Few peoples are so sensitive to the beauty with which time adorns things. The old age of a public personality is not a hindrance but a virtue. The English are very conservative because they have a lot to conserve. They like mature statesmen, polished by time, just as they like antiques, used clothes, and old books.

After Lady Di's drink, the monarchical mystique was woven around the old queen. When she came to the throne, England had the largest empire in history. Elizabeth II saw how almost all the colonies were lost and the United Kingdom was slowly dying as a power in the international arena. But they invented the Commonwealth, which Elizabeth II was able to cultivate as she was considered the sovereign of many countries that were part of her empire.

The queen was, and King Charles will remain, the richest person in Britain, the one with the most real estate, the most works of art, the most castles, and the most leisure spaces. The maintenance of the royal family is superior to that of any other monarchy in the world. All the notable characters of the last century have passed through its palaces or castles. She received Truman and the rest of the US presidents, with the exception of Johnson, even Biden. The mettle with which he put up with Trump at Windsor Castle when the US president skipped all protocols on his official visit is very recent.

The monarchy has lasted so long in the United Kingdom because British society knew how to make revolutions and changes of great political significance without attacking the principle of legitimacy. Also because of the practicality they apply to politics and life. It is the last country in Europe from which adventures or compromises of any kind can be expected in matters of an abstract nature.

Many Britons considered Brexit a mistake but the queen did not comment on the matter. She also does not know her opinion on the independence referendum held in Scotland in 2014. Elizabeth II is the head of the Church of England following Henry VIII's decision to secede from Rome in the 16th century. She and she has done it with style, responsibility and respect.

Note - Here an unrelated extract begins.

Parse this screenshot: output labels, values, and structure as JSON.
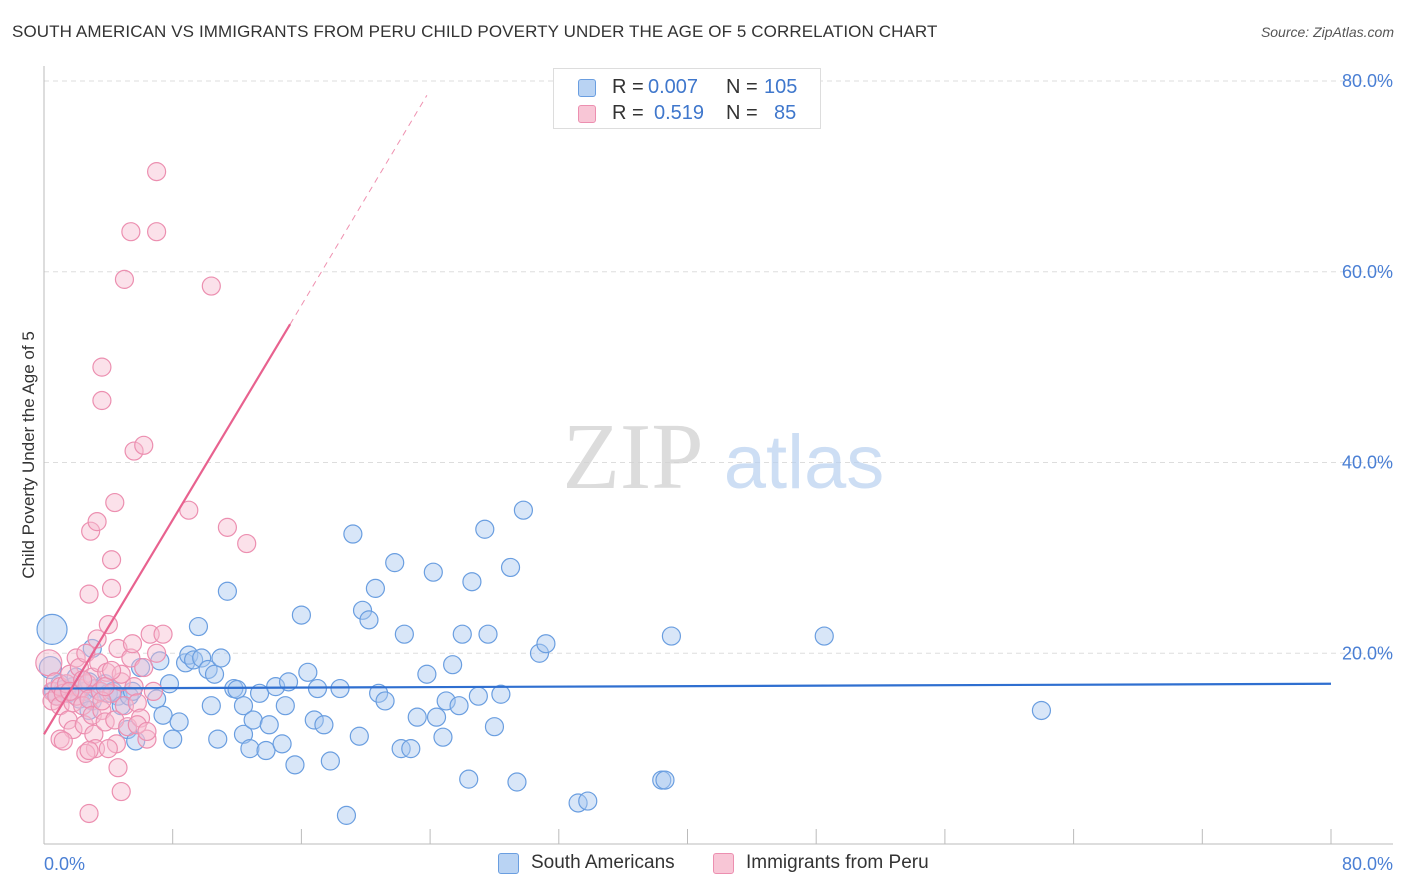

He has met and treated Conservative and Labor Prime Ministers, mining leaders, artists, intellectuals and sportspeople. Her passion for horses has been on display with the repertoire of hats that stunned international fashion at Ascot races.

King Farouk of Egypt, a great playmaker with a certain sense of humor, said that only five kings had the throne assured: the four of the deck and the king of England. Farouk knew it would not last because it was a fiction that the English had placed in Egypt and he had nothing to do with the ancient pharaohs. But the British monarchy is still standing because it symbolizes a traditionalism that does not get in the way.

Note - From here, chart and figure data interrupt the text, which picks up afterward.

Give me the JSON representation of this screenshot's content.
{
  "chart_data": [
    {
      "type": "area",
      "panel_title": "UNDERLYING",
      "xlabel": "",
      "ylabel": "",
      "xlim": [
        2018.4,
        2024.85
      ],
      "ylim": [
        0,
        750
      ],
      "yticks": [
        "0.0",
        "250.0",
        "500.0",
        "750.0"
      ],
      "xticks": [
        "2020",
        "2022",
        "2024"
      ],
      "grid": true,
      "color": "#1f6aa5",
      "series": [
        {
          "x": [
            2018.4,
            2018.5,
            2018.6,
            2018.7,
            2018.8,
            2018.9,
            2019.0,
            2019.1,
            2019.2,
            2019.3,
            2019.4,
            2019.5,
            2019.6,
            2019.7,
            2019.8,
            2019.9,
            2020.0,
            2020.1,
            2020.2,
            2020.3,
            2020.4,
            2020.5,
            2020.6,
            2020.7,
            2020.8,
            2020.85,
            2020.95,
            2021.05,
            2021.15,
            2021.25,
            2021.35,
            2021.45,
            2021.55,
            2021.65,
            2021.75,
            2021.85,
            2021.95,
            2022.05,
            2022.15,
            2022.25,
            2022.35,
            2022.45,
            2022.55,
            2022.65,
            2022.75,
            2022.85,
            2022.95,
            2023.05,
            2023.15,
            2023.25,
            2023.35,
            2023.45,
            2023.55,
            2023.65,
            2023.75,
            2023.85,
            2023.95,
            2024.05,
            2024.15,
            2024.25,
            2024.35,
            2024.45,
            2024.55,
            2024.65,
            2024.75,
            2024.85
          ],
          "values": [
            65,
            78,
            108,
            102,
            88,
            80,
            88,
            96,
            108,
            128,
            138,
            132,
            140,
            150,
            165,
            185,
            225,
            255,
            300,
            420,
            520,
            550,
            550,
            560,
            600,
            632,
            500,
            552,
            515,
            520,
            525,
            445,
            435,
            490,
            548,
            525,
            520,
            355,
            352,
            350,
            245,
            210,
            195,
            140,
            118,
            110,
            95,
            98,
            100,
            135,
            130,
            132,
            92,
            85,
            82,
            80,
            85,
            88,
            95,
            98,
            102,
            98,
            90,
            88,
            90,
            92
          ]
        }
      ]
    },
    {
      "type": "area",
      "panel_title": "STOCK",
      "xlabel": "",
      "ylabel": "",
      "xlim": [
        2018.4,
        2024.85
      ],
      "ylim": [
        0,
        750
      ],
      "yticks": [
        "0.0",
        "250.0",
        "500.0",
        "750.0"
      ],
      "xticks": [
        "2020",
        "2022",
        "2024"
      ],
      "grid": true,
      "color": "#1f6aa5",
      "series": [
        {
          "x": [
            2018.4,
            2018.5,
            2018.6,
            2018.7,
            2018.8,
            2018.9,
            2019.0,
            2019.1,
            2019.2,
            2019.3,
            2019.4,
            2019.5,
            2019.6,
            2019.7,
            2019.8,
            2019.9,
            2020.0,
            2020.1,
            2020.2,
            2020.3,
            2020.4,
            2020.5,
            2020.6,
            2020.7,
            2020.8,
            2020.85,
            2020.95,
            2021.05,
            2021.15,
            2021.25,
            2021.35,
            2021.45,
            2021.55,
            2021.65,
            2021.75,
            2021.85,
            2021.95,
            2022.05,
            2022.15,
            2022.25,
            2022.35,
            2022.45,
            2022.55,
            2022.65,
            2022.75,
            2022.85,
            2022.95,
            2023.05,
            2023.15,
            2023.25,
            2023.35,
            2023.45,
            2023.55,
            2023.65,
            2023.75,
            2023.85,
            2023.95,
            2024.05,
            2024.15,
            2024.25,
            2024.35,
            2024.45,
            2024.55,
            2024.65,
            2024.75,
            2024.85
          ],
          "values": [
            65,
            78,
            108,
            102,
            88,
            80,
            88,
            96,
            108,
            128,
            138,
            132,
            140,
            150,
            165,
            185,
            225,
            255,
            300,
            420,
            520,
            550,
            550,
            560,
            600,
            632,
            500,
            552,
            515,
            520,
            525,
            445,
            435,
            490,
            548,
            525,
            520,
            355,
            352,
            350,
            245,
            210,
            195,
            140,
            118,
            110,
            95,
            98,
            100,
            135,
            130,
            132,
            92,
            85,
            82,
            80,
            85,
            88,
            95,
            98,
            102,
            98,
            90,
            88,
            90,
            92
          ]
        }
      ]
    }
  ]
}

The popularity of Elizabeth II was tremendous on the occasion of the 60th anniversary of her reign. More than a million people endured a rainy afternoon on the banks of the Thames watching a flotilla of more than a thousand boats of all types and eras that went up the river. Patriotism was displayed in a multitude of Union Jack flags in the form of umbrellas, trench coats, hats and china pieces. A collection of small boats used to rescue troops trapped at Dunkirk in World War II in 1940 preceded the flagship on which the officer who coordinated the evacuation was sailing.

Elizabeth II has been the ideal queen to preserve the institutions and political balance of a country that has fallen into disrepair but that retains the talent incubated in its universities, in Parliament and in the democratic tradition of several centuries of exercising freedoms. With Elizabeth II, the longest-serving queen in British history is leaving, but she is also leaving an era, a style and a way of exercising responsibility in public affairs.